An explanation is warranted as to why the Gülen community is so eager to organize within the police and the military, Şık said, adding that he had also been targeted by the community because he asked such questions. “This system has to distort everything, as it has been enslaved by its own lies. It distorts the past. It distorts the present. It distorts the future,” Şık said, paraphrasing a 1978 article by former activist and late Czech President Vaclav Havel.

The Gülen community is both avenging the past and trying to destroy its political opponents by organizing within the judiciary and the police, according to Şık. “The Anti-Terrorism Law [depicts] everyone who is a dissident or exhibits unfavorable behavior as a ‘terrorist,’ through a mentality that is based on protecting not the interests of citizens but of the state. The State Security Courts, which were allegedly abolished, have changed only in name. The legal but lawless order of the past still rules the day under the [guise] of specially authorized prosecutors and courts,” he said.

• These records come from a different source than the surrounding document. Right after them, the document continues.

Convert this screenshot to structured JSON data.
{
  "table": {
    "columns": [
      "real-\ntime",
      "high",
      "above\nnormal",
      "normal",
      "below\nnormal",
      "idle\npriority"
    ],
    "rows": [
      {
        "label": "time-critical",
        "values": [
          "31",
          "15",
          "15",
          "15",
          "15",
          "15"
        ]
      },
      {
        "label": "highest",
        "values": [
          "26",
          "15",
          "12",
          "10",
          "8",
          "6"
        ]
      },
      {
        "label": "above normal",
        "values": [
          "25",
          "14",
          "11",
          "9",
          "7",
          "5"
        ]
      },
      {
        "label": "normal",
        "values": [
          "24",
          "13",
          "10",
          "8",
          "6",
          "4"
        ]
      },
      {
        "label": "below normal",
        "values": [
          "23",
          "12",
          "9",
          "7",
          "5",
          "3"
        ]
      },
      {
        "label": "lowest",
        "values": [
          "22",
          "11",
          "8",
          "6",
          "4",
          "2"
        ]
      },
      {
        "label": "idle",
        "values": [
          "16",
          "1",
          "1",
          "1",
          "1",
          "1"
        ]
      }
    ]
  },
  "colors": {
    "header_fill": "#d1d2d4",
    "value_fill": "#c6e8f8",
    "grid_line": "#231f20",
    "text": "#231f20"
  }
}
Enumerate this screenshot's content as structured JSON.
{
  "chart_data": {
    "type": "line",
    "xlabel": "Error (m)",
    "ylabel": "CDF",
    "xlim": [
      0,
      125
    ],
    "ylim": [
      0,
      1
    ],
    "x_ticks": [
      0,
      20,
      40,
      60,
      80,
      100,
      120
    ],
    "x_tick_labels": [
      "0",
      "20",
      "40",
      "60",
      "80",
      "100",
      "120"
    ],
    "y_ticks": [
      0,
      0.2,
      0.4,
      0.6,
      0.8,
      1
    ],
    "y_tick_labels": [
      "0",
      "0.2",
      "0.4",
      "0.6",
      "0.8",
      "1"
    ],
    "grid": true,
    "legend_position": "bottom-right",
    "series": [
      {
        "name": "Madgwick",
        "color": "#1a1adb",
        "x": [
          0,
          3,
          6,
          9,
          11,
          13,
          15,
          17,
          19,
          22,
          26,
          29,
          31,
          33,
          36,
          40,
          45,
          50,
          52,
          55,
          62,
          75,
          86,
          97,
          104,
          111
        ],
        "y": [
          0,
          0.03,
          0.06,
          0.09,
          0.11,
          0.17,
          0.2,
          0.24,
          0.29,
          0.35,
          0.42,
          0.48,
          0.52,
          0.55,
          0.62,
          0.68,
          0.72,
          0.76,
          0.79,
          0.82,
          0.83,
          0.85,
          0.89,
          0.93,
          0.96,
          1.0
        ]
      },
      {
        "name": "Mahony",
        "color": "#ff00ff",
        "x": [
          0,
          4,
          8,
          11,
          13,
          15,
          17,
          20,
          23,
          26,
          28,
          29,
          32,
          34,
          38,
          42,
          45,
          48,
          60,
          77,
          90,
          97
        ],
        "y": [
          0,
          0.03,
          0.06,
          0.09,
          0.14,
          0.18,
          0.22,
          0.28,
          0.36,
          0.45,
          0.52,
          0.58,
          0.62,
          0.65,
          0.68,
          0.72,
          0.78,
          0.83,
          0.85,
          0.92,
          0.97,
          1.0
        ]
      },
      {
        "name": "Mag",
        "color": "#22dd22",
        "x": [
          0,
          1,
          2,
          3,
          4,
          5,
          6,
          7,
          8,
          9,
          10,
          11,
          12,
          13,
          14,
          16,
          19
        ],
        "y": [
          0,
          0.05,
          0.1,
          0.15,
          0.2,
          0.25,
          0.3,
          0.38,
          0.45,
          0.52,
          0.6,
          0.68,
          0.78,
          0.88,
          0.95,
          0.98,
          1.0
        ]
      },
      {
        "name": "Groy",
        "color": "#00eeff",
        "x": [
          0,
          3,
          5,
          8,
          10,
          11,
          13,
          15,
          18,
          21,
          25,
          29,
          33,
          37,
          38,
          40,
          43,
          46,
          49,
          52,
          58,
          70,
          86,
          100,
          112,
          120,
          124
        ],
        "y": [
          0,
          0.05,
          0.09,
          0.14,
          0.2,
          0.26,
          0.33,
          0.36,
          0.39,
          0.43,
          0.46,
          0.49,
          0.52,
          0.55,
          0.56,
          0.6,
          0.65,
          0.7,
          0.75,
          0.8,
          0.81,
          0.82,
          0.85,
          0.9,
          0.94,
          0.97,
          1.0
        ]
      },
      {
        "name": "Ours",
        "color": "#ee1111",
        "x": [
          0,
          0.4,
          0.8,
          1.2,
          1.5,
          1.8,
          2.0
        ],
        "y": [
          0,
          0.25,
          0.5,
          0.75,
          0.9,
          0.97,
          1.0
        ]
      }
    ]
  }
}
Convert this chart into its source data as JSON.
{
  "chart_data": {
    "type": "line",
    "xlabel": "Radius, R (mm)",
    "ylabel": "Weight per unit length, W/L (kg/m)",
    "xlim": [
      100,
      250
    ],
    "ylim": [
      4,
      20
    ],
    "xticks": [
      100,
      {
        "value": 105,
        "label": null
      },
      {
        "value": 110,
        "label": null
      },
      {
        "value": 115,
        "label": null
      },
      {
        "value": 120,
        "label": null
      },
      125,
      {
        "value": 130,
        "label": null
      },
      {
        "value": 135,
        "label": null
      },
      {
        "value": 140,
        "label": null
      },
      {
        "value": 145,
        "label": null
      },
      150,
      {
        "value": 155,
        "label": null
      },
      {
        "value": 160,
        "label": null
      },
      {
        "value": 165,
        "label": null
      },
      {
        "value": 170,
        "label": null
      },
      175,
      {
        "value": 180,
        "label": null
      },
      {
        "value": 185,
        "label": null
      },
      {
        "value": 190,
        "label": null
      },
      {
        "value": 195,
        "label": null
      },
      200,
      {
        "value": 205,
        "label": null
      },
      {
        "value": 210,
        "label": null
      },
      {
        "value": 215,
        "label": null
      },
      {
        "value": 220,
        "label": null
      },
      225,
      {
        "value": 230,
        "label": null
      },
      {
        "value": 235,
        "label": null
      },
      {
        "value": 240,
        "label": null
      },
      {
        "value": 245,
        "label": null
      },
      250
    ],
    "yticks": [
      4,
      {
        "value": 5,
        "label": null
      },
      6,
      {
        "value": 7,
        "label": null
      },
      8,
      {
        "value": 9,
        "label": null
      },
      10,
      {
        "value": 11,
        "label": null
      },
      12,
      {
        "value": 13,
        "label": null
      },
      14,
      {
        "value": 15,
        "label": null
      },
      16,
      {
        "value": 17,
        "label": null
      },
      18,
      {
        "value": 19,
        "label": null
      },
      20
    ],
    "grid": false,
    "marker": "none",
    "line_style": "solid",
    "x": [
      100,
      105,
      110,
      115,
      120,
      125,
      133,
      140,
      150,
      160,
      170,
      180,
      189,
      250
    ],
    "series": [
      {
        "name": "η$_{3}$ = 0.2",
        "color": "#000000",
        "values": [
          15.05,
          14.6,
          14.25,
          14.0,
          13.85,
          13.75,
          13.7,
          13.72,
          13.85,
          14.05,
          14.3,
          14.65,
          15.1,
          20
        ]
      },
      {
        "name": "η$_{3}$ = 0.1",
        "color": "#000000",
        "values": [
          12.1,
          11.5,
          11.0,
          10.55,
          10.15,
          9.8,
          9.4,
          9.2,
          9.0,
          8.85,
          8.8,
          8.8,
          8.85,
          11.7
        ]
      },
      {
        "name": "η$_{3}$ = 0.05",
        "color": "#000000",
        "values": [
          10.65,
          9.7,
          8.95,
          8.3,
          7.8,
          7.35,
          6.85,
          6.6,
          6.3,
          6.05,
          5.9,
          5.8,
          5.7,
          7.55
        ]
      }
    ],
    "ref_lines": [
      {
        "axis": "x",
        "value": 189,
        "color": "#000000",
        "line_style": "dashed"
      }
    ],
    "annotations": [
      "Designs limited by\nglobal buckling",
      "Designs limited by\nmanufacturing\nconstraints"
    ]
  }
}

The ongoing Ergenekon probe and other related trials are also nothing but a farce intended to prosecute individuals and institutions targeted by the Gülen community, according to Şık. Şık also rebuffed claims that journalists jailed in Turkey are not under arrest for their professional activities, and said the prosecutors and judges who questioned them primarily asked about their journalistic activities and sources.